We first present the unified optimal hyperparameter scaling laws, termed Step Law, that generalizes across diverse model shapes, architectures, and data distributions.

Our findings demonstrate remarkable accuracy, with estimated values on test sets deviating by only 0.09% from the globally optimal LLM performance identified through exhaustive search.

This research entails a significant computational investment, utilizing nearly one million NVIDIA H800 GPU hours to train 3,700 LLMs of varying sizes and hyperparameters from scratch, consuming approximately 100 trillion tokens in total. To support reproducibility and advance the field for LLM pre-training, we will progressively release all loss measurements and model checkpoints through our designated repository. The universal, plug-and-play optimal hyperparameter tool is provided for the community.

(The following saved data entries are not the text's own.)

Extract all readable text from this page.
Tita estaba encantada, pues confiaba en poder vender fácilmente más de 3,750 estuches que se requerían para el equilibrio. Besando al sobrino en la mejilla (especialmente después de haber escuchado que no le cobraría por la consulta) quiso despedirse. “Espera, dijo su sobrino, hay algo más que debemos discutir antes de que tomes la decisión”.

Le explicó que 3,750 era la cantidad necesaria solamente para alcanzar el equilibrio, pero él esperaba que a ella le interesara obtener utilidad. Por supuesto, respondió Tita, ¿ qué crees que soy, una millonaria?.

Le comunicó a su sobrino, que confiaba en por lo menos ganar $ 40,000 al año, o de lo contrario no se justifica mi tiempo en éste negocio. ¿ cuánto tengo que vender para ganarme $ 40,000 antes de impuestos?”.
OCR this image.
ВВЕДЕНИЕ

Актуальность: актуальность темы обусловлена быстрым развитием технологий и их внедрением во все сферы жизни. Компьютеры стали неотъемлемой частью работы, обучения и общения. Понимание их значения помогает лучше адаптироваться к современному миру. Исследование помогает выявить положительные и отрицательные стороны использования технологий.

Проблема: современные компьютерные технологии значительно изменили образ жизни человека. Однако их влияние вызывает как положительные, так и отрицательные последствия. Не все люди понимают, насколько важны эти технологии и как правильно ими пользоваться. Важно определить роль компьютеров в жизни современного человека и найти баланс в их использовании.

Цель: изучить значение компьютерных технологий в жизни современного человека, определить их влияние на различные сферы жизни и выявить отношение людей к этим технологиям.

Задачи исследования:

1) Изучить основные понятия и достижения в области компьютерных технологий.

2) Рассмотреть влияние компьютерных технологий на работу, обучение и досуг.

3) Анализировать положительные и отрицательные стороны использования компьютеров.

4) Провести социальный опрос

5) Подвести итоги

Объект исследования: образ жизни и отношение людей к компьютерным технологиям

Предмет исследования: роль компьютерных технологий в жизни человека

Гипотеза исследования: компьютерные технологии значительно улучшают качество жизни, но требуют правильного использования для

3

Step Law demonstrates that the optimal batch size $B(D)$ exhibits a primary dependence on dataset size $D$, while the optimal learning rate $\eta(N, D)$ manifests a joint dependence on both model parameters $N$ and dataset size $D$.

$$ \begin{aligned} \eta(N, D) & = 1.79N^{-0.713}D^{0.307} \\ B(D) & = 0.58D^{0.571} \end{aligned} $$

Loss Landscape Convexity

We discover and demonstrate the convexity property of the loss landscape under fixed parameter count and data size conditions. This provides fundamental insights into hyperparameter optimization.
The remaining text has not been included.